The plot, from Eugene Burdick and Harvey Wheeler's 1962 novel, is straightforward; an unidentified aircraft is picked up on NORAD radar and causes the Strategic Air Command to send bombers to fixed orbiting points near Russia, called Fail Safe points. When the UFO is identified as an off-course airliner, the bombers are recalled. But a blown fault indicator at SAC HQ in Omaha necessitates replacement; this causes a power surge that activates one bomber group's automatic attack signal. Making matters worse, the Russians jam the group's radios, leaving the crew convinced that war has broken out, and forced to carry out their operational order; incinerate Moscow.

The sheer excellence of the cast - Dan O'Herlihy, Walter Matthau, Edward Binns, Frank Overton, Fritz Weaver in his film debut, Sorrell Booke, Henry Fonda, Larry Hagman, and so forth; Dom DeLuise gives a magnificent performance in his brief role as an Air Force Sergeant forced to reveal secret information to the Russians to help them stop the attacking bombers - the chilling B&W photography, and Sidney Lumet's direction help the film overcome several weaknesses in the script. The biggest weakness comes in the film's ending; the President agrees to incinerate New York City in the event that Moscow is destroyed, which works as drama but contains zero plausibility. Also hurting the film is its portrayal of Pentagon advisor Professor Groteschele (Matthau), who comes off as an utterly bloodthirsty case of insanity.

Then there are the subtle hints of a moral equivalency written into the story, an equivalency that never existed between the US and USSR. "You have the same equipment we do!""They (Russian SAMs) are no different from ours, sir.""We have computers, like yours." Basically the film treats both superpowers as equally guilty and equally innocent of the disaster that befalls them. It would be a much better film had it been more honest in pointing out that the US and USSR never were moral equals.

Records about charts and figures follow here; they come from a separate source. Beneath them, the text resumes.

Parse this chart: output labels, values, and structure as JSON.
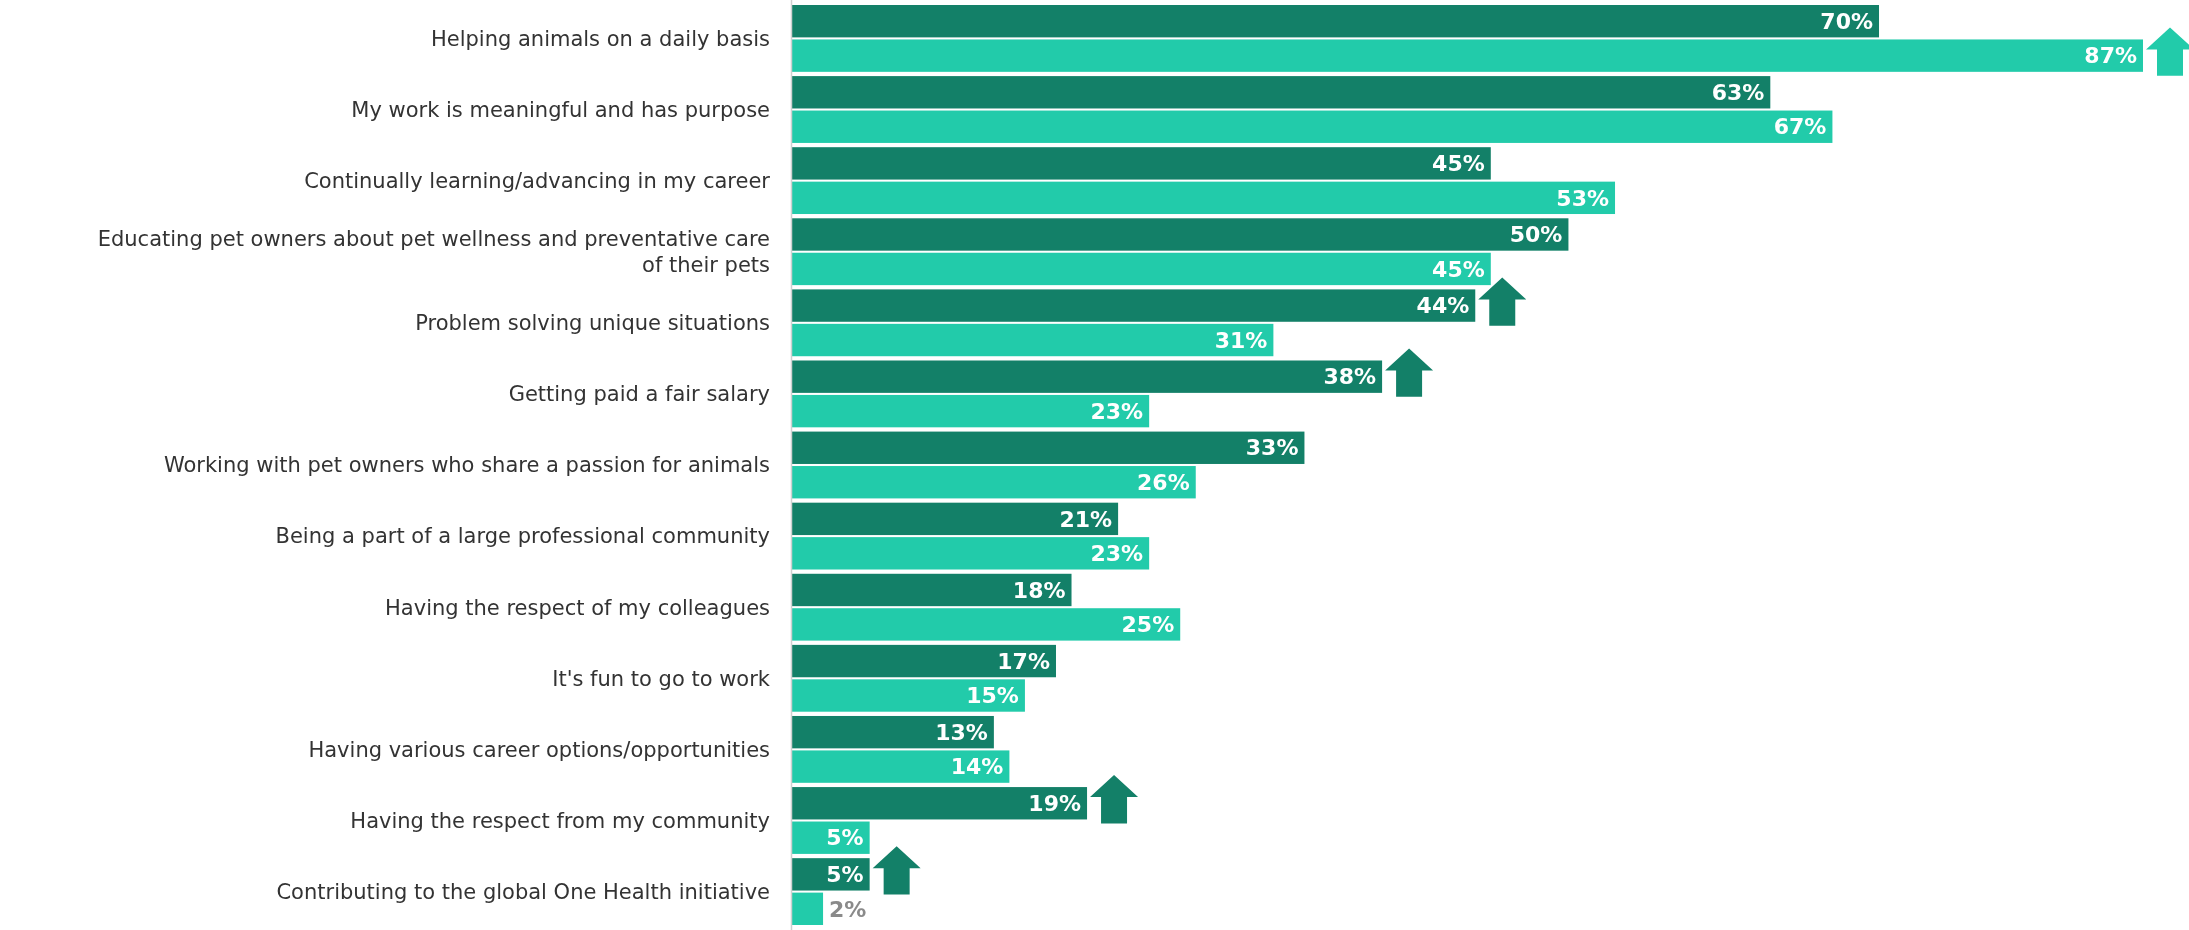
{
  "chart_data": {
    "type": "bar",
    "orientation": "horizontal",
    "relative": false,
    "categories": [
      "Helping animals on a daily basis",
      "My work is meaningful and has purpose",
      "Continually learning/advancing in my career",
      "Educating pet owners about pet wellness and preventative care of their pets",
      "Problem solving unique situations",
      "Getting paid a fair salary",
      "Working with pet owners who share a passion for animals",
      "Being a part of a large professional community",
      "Having the respect of my colleagues",
      "It's fun to go to work",
      "Having various career options/opportunities",
      "Having the respect from my community",
      "Contributing to the global One Health initiative"
    ],
    "series": [
      {
        "color": "#138068",
        "values": [
          70,
          63,
          45,
          50,
          44,
          38,
          33,
          21,
          18,
          17,
          13,
          19,
          5
        ],
        "value_labels": [
          "70%",
          "63%",
          "45%",
          "50%",
          "44%",
          "38%",
          "33%",
          "21%",
          "18%",
          "17%",
          "13%",
          "19%",
          "5%"
        ]
      },
      {
        "color": "#22cbaa",
        "values": [
          87,
          67,
          53,
          45,
          31,
          23,
          26,
          23,
          25,
          15,
          14,
          5,
          2
        ],
        "value_labels": [
          "87%",
          "67%",
          "53%",
          "45%",
          "31%",
          "23%",
          "26%",
          "23%",
          "25%",
          "15%",
          "14%",
          "5%",
          "2%"
        ]
      }
    ]
  }
}
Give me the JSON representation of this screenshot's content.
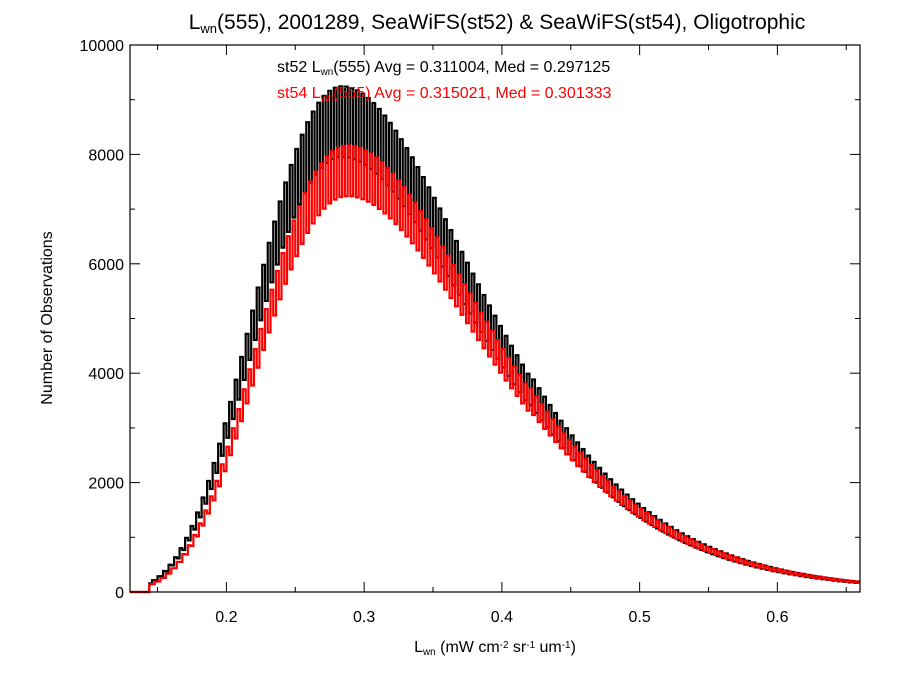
{
  "chart_data": {
    "type": "histogram",
    "title": {
      "parts": [
        {
          "text": "L",
          "sub": false
        },
        {
          "text": "wn",
          "sub": true
        },
        {
          "text": "(555), 2001289, SeaWiFS(st52) & SeaWiFS(st54), Oligotrophic",
          "sub": false
        }
      ]
    },
    "xlabel": {
      "parts": [
        {
          "text": "L",
          "sup": false,
          "sub": false
        },
        {
          "text": "wn",
          "sub": true
        },
        {
          "text": " (mW cm",
          "sub": false
        },
        {
          "text": "-2",
          "sup": true
        },
        {
          "text": " sr",
          "sub": false
        },
        {
          "text": "-1",
          "sup": true
        },
        {
          "text": " um",
          "sub": false
        },
        {
          "text": "-1",
          "sup": true
        },
        {
          "text": ")",
          "sub": false
        }
      ]
    },
    "ylabel": "Number of Observations",
    "xlim": [
      0.13,
      0.66
    ],
    "ylim": [
      0,
      10000
    ],
    "x_ticks": [
      0.2,
      0.3,
      0.4,
      0.5,
      0.6
    ],
    "x_tick_labels": [
      "0.2",
      "0.3",
      "0.4",
      "0.5",
      "0.6"
    ],
    "y_ticks": [
      0,
      2000,
      4000,
      6000,
      8000,
      10000
    ],
    "y_tick_labels": [
      "0",
      "2000",
      "4000",
      "6000",
      "8000",
      "10000"
    ],
    "bin_width": 0.002,
    "series": [
      {
        "name": "st52",
        "color": "#000000",
        "stat_label": {
          "parts": [
            {
              "text": "st52 L",
              "sub": false
            },
            {
              "text": "wn",
              "sub": true
            },
            {
              "text": "(555) Avg = 0.311004, Med = 0.297125",
              "sub": false
            }
          ]
        },
        "avg": 0.311004,
        "median": 0.297125,
        "peak_x": 0.284,
        "peak_y": 8600
      },
      {
        "name": "st54",
        "color": "#ff0000",
        "stat_label": {
          "parts": [
            {
              "text": "st54 L",
              "sub": false
            },
            {
              "text": "wn",
              "sub": true
            },
            {
              "text": "(555) Avg = 0.315021, Med = 0.301333",
              "sub": false
            }
          ]
        },
        "avg": 0.315021,
        "median": 0.301333,
        "peak_x": 0.288,
        "peak_y": 7700
      }
    ]
  }
}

But such quibbles should not detract from the sheer power of the film's presentation. The nuclear threat has not quite evaporated with the collapse of Soviet Russia, so the film still retains a relevancy that adds to its brilliance as drama.

Rating: 5 stars
Summary: A TENSE MAN vs. MACHINE DRAMA
Review: An automated US nuclear attack on the Soviet Union cannot be rescinded - even by the President. Failed circuitry seems to ensure the vaporization of millions of people. As the President struggles for words in an attempt to persuade the Russian Premeir not to counter-attack, he slowly realizes that the Russians have no choice. The consequent brokering of humanity is terrifying. Remade twenty years hence as War Games.

Rating: 5 stars
Summary: Great Movie!!!
Review: A powerful film that shows how close we came to all-out death!! A must-see!!